Gaming Innovation Group has cut technology staff as part of a broader cost saving initiative aimed at improving operational efficiency across the business.
Job reductions took place alongside a full-year 2026 profit warning released today on 15 January within GiG’s Q4 2025 and year-end update. Revised forecasts now expect adjusted EBITDA for 2026 between €10m and €13m instead of the previous €15m target. Revenue guidance for the same period also declined to between €44m and €48m, down from earlier estimates of €56m to €60m. The company linked the downgrade to FX pressure and currency movement across Latin America connected to US foreign policy under Donald Trump.
Market conditions worsened after GiG failed to secure entry into Brazil despite announcing a significant operator agreement during Q2 2025. GiG told investors its initial Brazilian partner delayed launch due to regulatory and tax uncertainty in the market. Although this outcome disappointed management, prior development work supports later entry while partnership efforts continue.
Efficiency Measures and AI Focus
NEXT.io reports that the redundancies mainly impact technical positions in Eastern Europe, while GiG’s core offices avoid job losses. To align with updated guidance, GiG aims to deploy AI to drive efficiency and develop new revenue streams for 2026. The supplier confirmed its AI Assistant, Xsite front-end builder, and migration middleware layer will underpin growth, with demonstrations planned at ICE Barcelona next week. GiG explained that these systems support automation, structured delivery processes, and AI-led coding that lower operational costs.

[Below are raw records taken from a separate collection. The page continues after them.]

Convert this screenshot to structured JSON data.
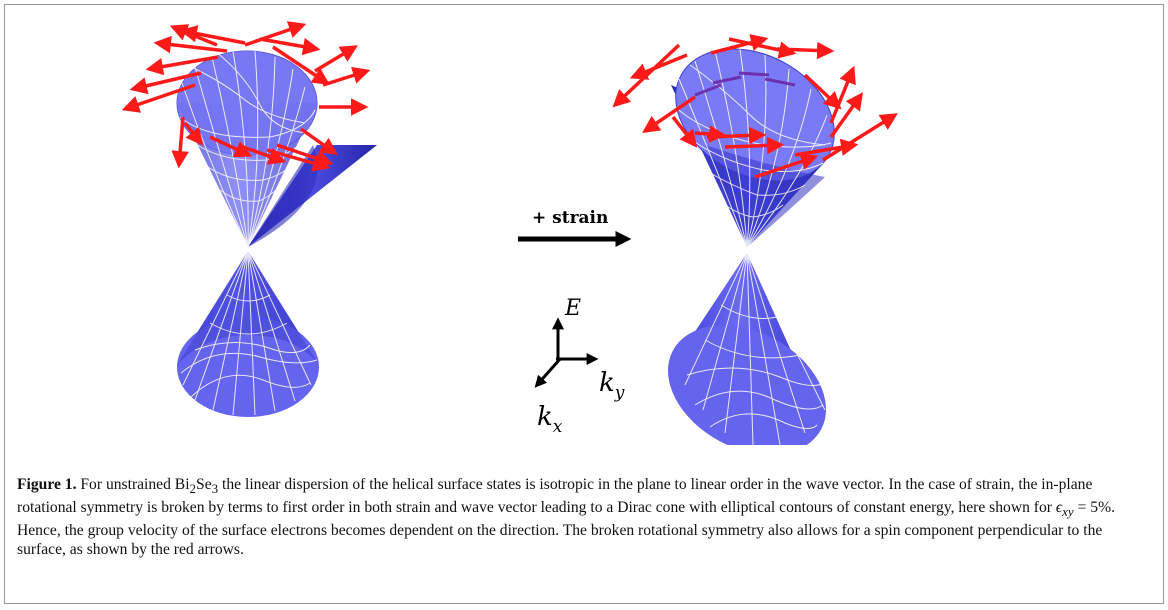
{
  "figure": {
    "strain_label": "+ strain",
    "axes": {
      "e_label": "E",
      "ky_label": "k",
      "ky_sub": "y",
      "kx_label": "k",
      "kx_sub": "x"
    },
    "colors": {
      "cone_fill": "#5b5bef",
      "cone_dark": "#2a2ab8",
      "grid_line": "#ffffff",
      "spin_arrow": "#ff1a1a",
      "strain_arrow": "#000000",
      "border": "#9a9a9a"
    }
  },
  "caption": {
    "label": "Figure 1.",
    "text_1": " For unstrained Bi",
    "sub_2a": "2",
    "text_2": "Se",
    "sub_3": "3",
    "text_3": " the linear dispersion of the helical surface states is isotropic in the plane to linear order in the wave vector. In the case of strain, the in-plane rotational symmetry is broken by terms to first order in both strain and wave vector leading to a Dirac cone with elliptical contours of constant energy, here shown for ",
    "eps_symbol": "ϵ",
    "eps_sub": "xy",
    "eps_value": " = 5%",
    "text_4": ". Hence, the group velocity of the surface electrons becomes dependent on the direction. The broken rotational symmetry also allows for a spin component perpendicular to the surface, as shown by the red arrows."
  }
}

This structure allows faster execution with a reduced footprint while supporting stability and financial discipline as a technology partner. The company expects annualised savings of around €4.5 m, keeping the underlying cash flow positive by the end of H1 2026.

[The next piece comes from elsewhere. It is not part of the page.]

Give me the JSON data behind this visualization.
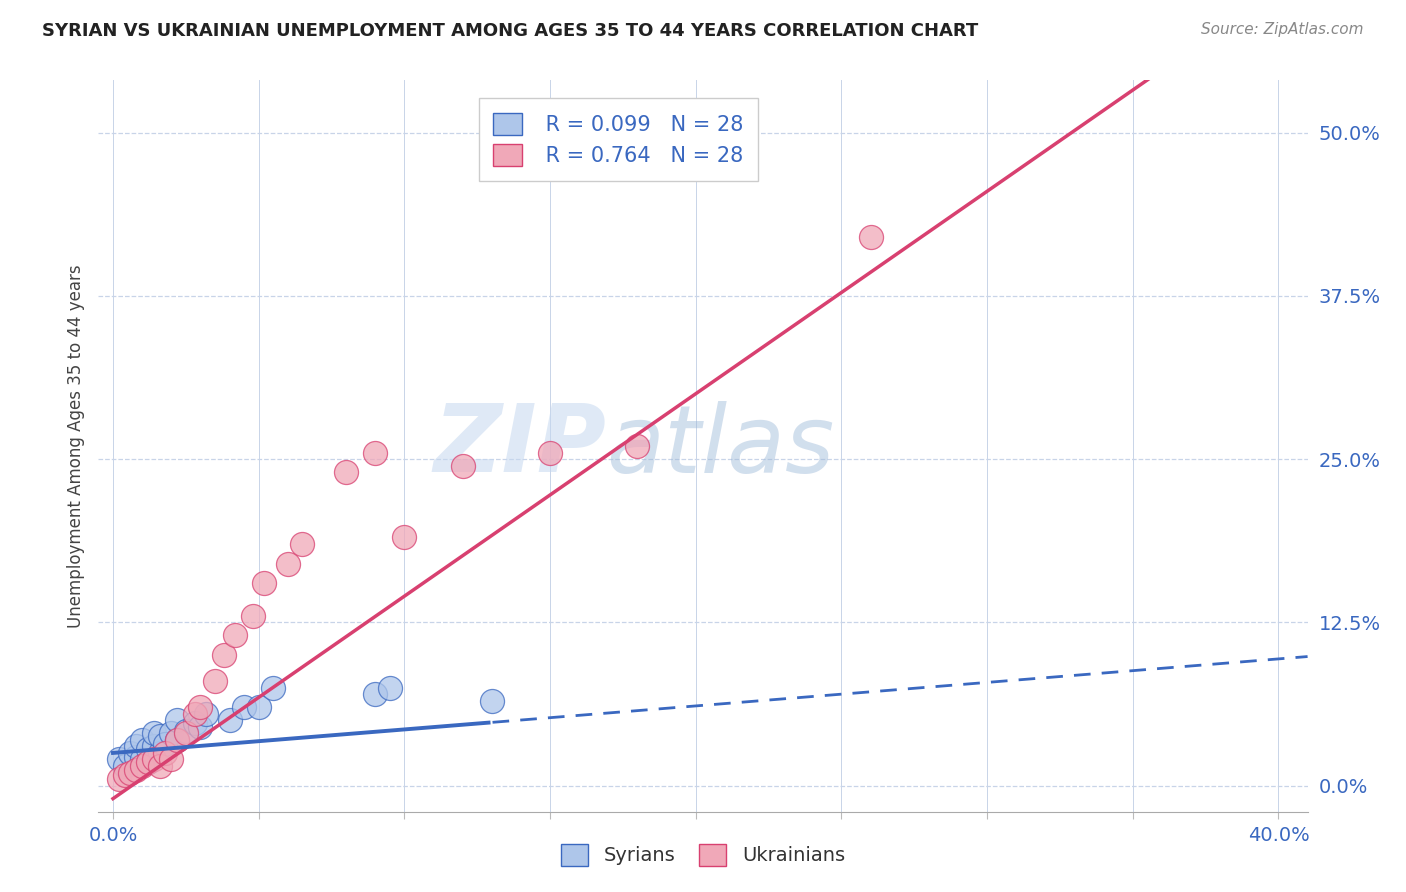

Trading Update and Future Position
Results showed Q4 2025 revenue increased 8% year on year to €9.5m, while adjusted EBITDA rose above €1.5m from €0.1m previously. Operational delivery included six new client launches, featuring a platform partnership with UK entrant ITV Win, reported earlier by NEXT.io. In 2025, we see GiG’s 19% growth in revenue to over €37.5m, which also reports an adjusted EBITDA of €4.1m from a loss of $3m in the previous year. The supplier reports that what they see beyond 2027 is the same as before, which includes 90% of the 2026 revenue we are expecting.

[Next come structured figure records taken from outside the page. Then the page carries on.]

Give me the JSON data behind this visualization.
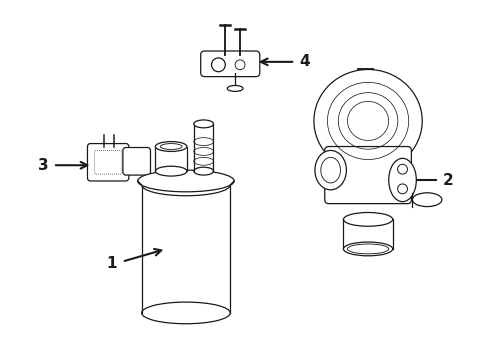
{
  "background_color": "#ffffff",
  "line_color": "#1a1a1a",
  "figsize": [
    4.9,
    3.6
  ],
  "dpi": 100,
  "lw": 0.9
}
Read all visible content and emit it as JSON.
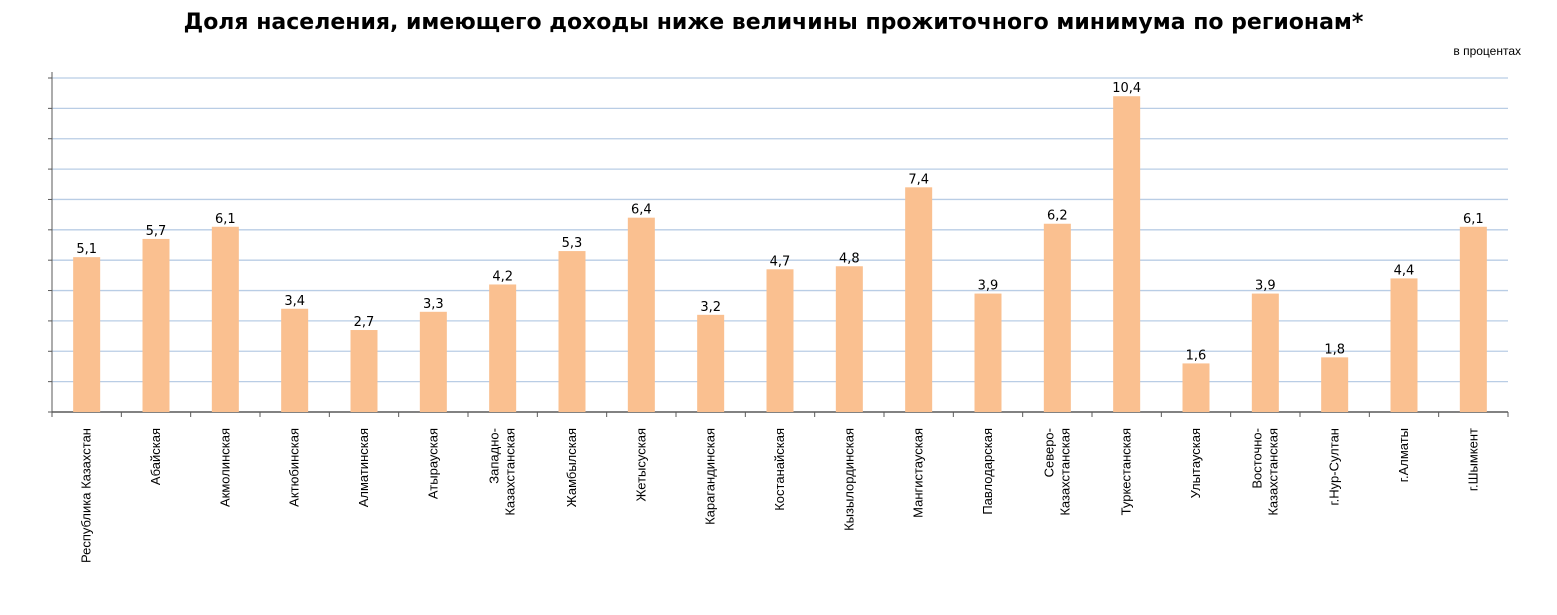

Richard Carter said 2025 brought double-digit revenue growth and over €7m EBITDA improvement, achieving the group’s first positive annual EBITDA. He said diversified operators and pipeline progress support future growth, backed by cost control to deliver profit and cash generation from 2026 onward. GiG reported that its full Q4 2025 results will be out on 25 February. In that time, we saw a trend play out, which began when Bragg Gaming Group announced staff cuts and restructured for $4.5M in annual savings.